Just at that moment, the guests started arriving. Most of Type A personalities, each had an idea about what to do. Eventually we unplugged the oven, but the kitchen smelled like a tannery for days. Once I got the oven open (the next day), the brisket had the texture of shoe leather. Totally mortifying, but certainly one of my -- and my friends' -- most memorable seders.
Another food story. In the first years we were married, my mother-in-law brought the matzah ball soup 150 miles from her home in D.C. When she died, it became my job to make the matzah balls -- talk about a rite of passage. Well, I read the directions on the matzah meal box, looked at cookbooks (forget that stuff about using seltzer -- it doesn't make a difference), and for several years, served up matzah balls that were, shall we say, dense.
One year, they were so heavy, I threw out a whole batch and was planning to start from scratch all over again when I got a call from my rabbi who wanted to discuss some synagogue business and asked how my Passover prep was going.
"OK, except I can't seem to get the matzah balls right," said I.
"What, you don't use the mix?" said he.
Use the mix. Perfect every time.
When we moved out of our big house 10 years ago, different friends started hosting and these days, I'm responsible for bringing the matzah ball soup and the haggadah. What a joy to not have to set up or do the final clean up. I know that some people teach that frantic cleaning and cooking can be an integral part of the Pesach experience, but it's the rare person who doesn't feel it as more pressure than profound.
In my haggadah, we set aside not only a cup of wine for Elijah but also a cup of water for Miriam.
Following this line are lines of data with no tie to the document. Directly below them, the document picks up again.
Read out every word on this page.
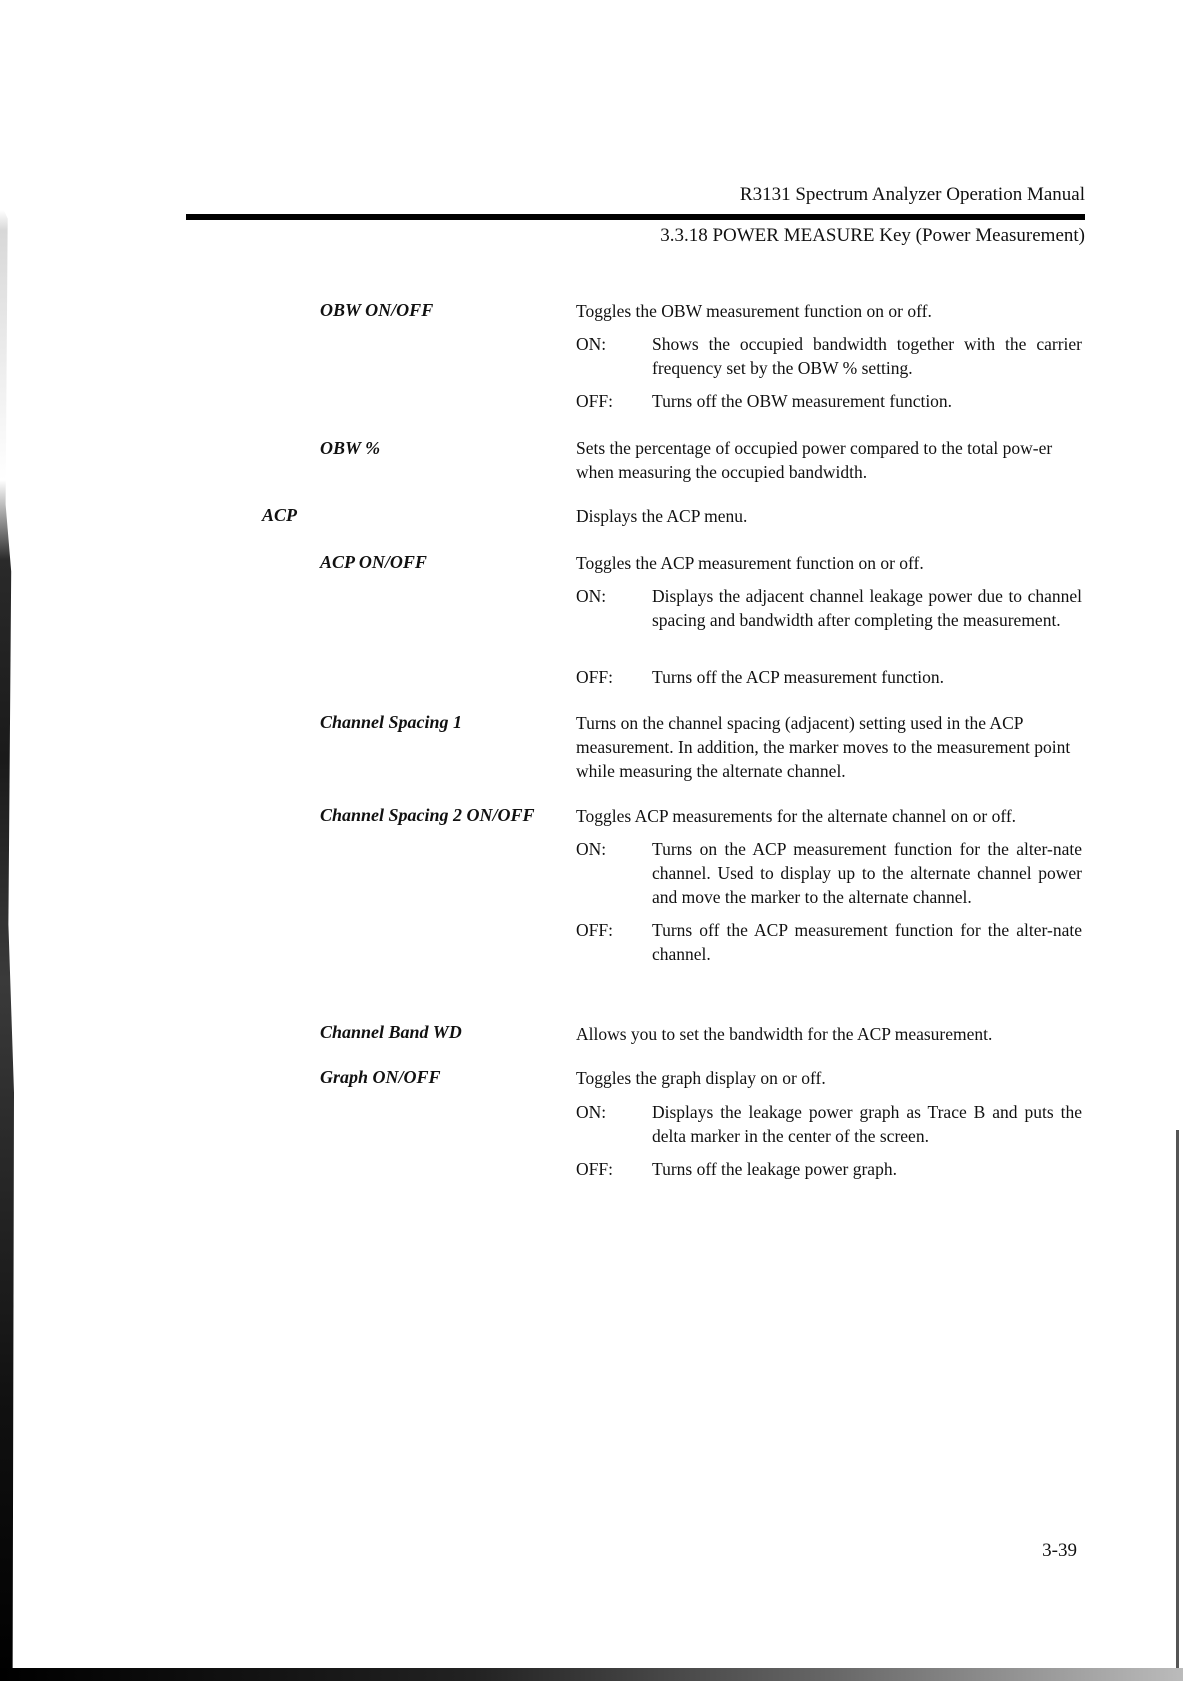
R3131 Spectrum Analyzer Operation Manual
3.3.18 POWER MEASURE Key (Power Measurement)
OBW ON/OFF	Toggles the OBW measurement function on or off.
ON:	Shows the occupied bandwidth together with the carrier frequency set by the OBW % setting.
OFF: Turns off the OBW measurement function.
OBW %	Sets the percentage of occupied power compared to the total pow-er when measuring the occupied bandwidth.
ACP	Displays the ACP menu.
ACP ON/OFF	Toggles the ACP measurement function on or off.
ON:	Displays the adjacent channel leakage power due to channel spacing and bandwidth after completing the measurement.
OFF: Turns off the ACP measurement function.
Channel Spacing 1	Turns on the channel spacing (adjacent) setting used in the ACP measurement. In addition, the marker moves to the measurement point while measuring the alternate channel.
Channel Spacing 2 ON/OFF Toggles ACP measurements for the alternate channel on or off.
ON:	Turns on the ACP measurement function for the alter-nate channel. Used to display up to the alternate channel power and move the marker to the alternate channel.
OFF: Turns off the ACP measurement function for the alter-nate channel.
Channel Band WD	Allows you to set the bandwidth for the ACP measurement.
Graph ON/OFF	Toggles the graph display on or off.
ON:	Displays the leakage power graph as Trace B and puts the delta marker in the center of the screen.
OFF: Turns off the leakage power graph.
3-39
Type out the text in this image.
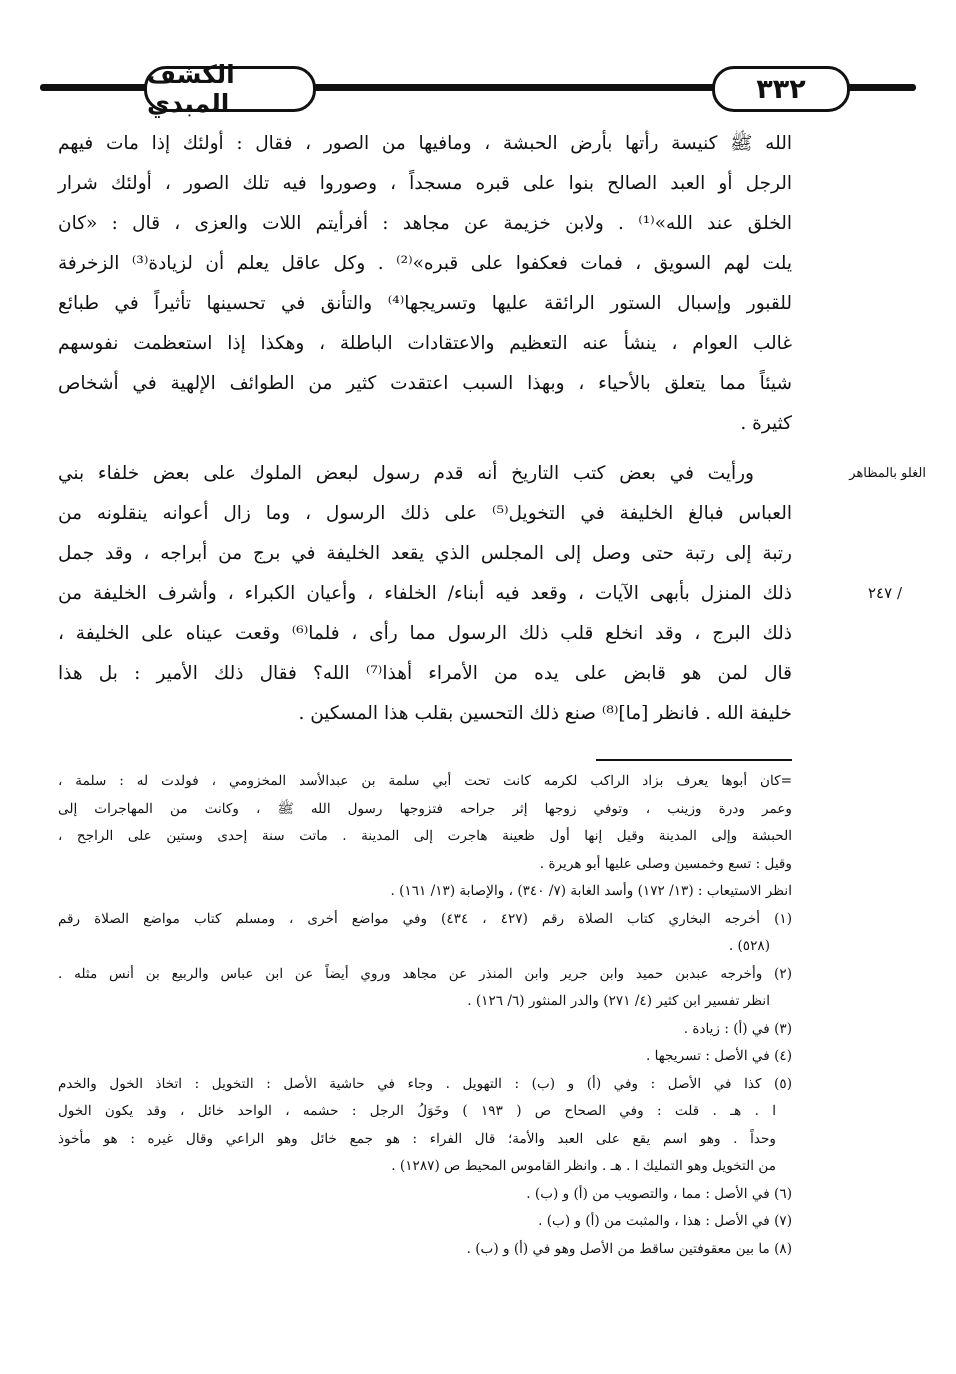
الكشف المبدي	٣٣٢
الله ﷺ كنيسة رأتها بأرض الحبشة ، ومافيها من الصور ، فقال : أولئك إذا مات فيهم
الرجل أو العبد الصالح بنوا على قبره مسجداً ، وصوروا فيه تلك الصور ، أولئك شرار
الخلق عند الله»⁽¹⁾ . ولابن خزيمة عن مجاهد : أفرأيتم اللات والعزى ، قال : «كان
يلت لهم السويق ، فمات فعكفوا على قبره»⁽²⁾ . وكل عاقل يعلم أن لزيادة⁽³⁾ الزخرفة
للقبور وإسبال الستور الرائقة عليها وتسريجها⁽⁴⁾ والتأنق في تحسينها تأثيراً في طبائع
غالب العوام ، ينشأ عنه التعظيم والاعتقادات الباطلة ، وهكذا إذا استعظمت نفوسهم
شيئاً مما يتعلق بالأحياء ، وبهذا السبب اعتقدت كثير من الطوائف الإلهية في أشخاص
كثيرة .
ورأيت في بعض كتب التاريخ أنه قدم رسول لبعض الملوك على بعض خلفاء بني
العباس فبالغ الخليفة في التخويل⁽⁵⁾ على ذلك الرسول ، وما زال أعوانه ينقلونه من
رتبة إلى رتبة حتى وصل إلى المجلس الذي يقعد الخليفة في برج من أبراجه ، وقد جمل
ذلك المنزل بأبهى الآيات ، وقعد فيه أبناء/ الخلفاء ، وأعيان الكبراء ، وأشرف الخليفة من
ذلك البرج ، وقد انخلع قلب ذلك الرسول مما رأى ، فلما⁽⁶⁾ وقعت عيناه على الخليفة ،
قال لمن هو قابض على يده من الأمراء أهذا⁽⁷⁾ الله؟ فقال ذلك الأمير : بل هذا
خليفة الله . فانظر [ما]⁽⁸⁾ صنع ذلك التحسين بقلب هذا المسكين .
الغلو بالمظاهر
/ ٢٤٧
=كان أبوها يعرف بزاد الراكب لكرمه كانت تحت أبي سلمة بن عبدالأسد المخزومي ، فولدت له : سلمة ،
وعمر ودرة وزينب ، وتوفي زوجها إثر جراحه فتزوجها رسول الله ﷺ ، وكانت من المهاجرات إلى
الحبشة وإلى المدينة وقيل إنها أول ظعينة هاجرت إلى المدينة . ماتت سنة إحدى وستين على الراجح ،
وقيل : تسع وخمسين وصلى عليها أبو هريرة .
انظر الاستيعاب : (١٣/ ١٧٢) وأسد الغابة (٧/ ٣٤٠) ، والإصابة (١٣/ ١٦١) .
(١) أخرجه البخاري كتاب الصلاة رقم (٤٢٧ ، ٤٣٤) وفي مواضع أخرى ، ومسلم كتاب مواضع الصلاة رقم
(٥٢٨) .
(٢) وأخرجه عبدبن حميد وابن جرير وابن المنذر عن مجاهد وروي أيضاً عن ابن عباس والربيع بن أنس مثله .
انظر تفسير ابن كثير (٤/ ٢٧١) والدر المنثور (٦/ ١٢٦) .
(٣) في (أ) : زيادة .
(٤) في الأصل : تسريجها .
(٥) كذا في الأصل : وفي (أ) و (ب) : التهويل . وجاء في حاشية الأصل : التخويل : اتخاذ الخول والخدم
ا . هـ . قلت : وفي الصحاح ص ( ١٩٣ ) وخَوَلُ الرجل : حشمه ، الواحد خائل ، وقد يكون الخول
وحداً . وهو اسم يقع على العبد والأمة؛ قال الفراء : هو جمع خائل وهو الراعي وقال غيره : هو مأخوذ
من التخويل وهو التمليك ا . هـ . وانظر القاموس المحيط ص (١٢٨٧) .
(٦) في الأصل : مما ، والتصويب من (أ) و (ب) .
(٧) في الأصل : هذا ، والمثبت من (أ) و (ب) .
(٨) ما بين معقوفتين ساقط من الأصل وهو في (أ) و (ب) .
Many years ago, I found this reading to go with it, but I'm not sure where I got it:
(Raise the goblet and say: )
This water we bless and drink in honor of all the women who stayed in the kitchen cooking and serving and never got to sit down and join in the seder.
This water we bless for all the women who invented the various traditions of food we cherish and enjoy today, passed on from kitchen to kitchen, from woman to woman.
This water we bless for all the women who were kept from the learning they craved, who could not learn and teach, who could not sing in shul, who could not preach what they burned to say.
This water we bless for all the women who are working now to renew Judaism and pass on a tradition made richer by their voices.
Candle-lighting
For many years, we set our seder table with seven candles of different colors, like a rainbow, and said a prayer adapted by this one from Arthur Waskow's Freedom Seder, which he has adapted to his new New Freedom Seder for the Earth
We are the generations/That stand between the fires.
Behind us is the flame and smoke/That rose from Auschwitz and from Hiroshima,
From the burning of our Towers/In jet fuel lit by rage,
From the torching of our forests for the sake of fast hamburger;
Before us is the nightmare of a Flood of Fire:
The scorching of our planet/From a flood of greenhouse gases,
Or the blazing of our cities/In thermonuclear fire/
Or the glare of gunfire/Exploding in our children.
It is our task to make from fire/Not an all-consuming blaze
But the light in which we see each other;
Each of us different,/All of us made in the image of God.
We light this fire to see more clearly
That the earth, the human race,/are not for burning.
We light this fire to see more clearly/The rainbow in our many-colored faces.
This year, I'm going to use an idea that I found in the Peeling a Pomegranate Haggadahby Ketzirah Carly Lesser ($5 for download).
She recommends providing a small light -- like a tea light -- for everyone at the seder to light his or her own and pray:
The lighting of candles is a sacred act in Jewish tradition. It is a simple act which denotes the creation of sacred space, the human soul, and light of the Divine all at once.
Nivarekh et Lev haOlam asher kidshanu bmitzvotav, vtzivanu l’hadlik ner shel yom tov Blessed is the Heart of the Universe who connects us through the act of lighting the festival candles.
May we open our hearts to the Heart of the Universe, and feeling the light of the Divine within all, know that we are one.
Creating sacred space is really what it's about.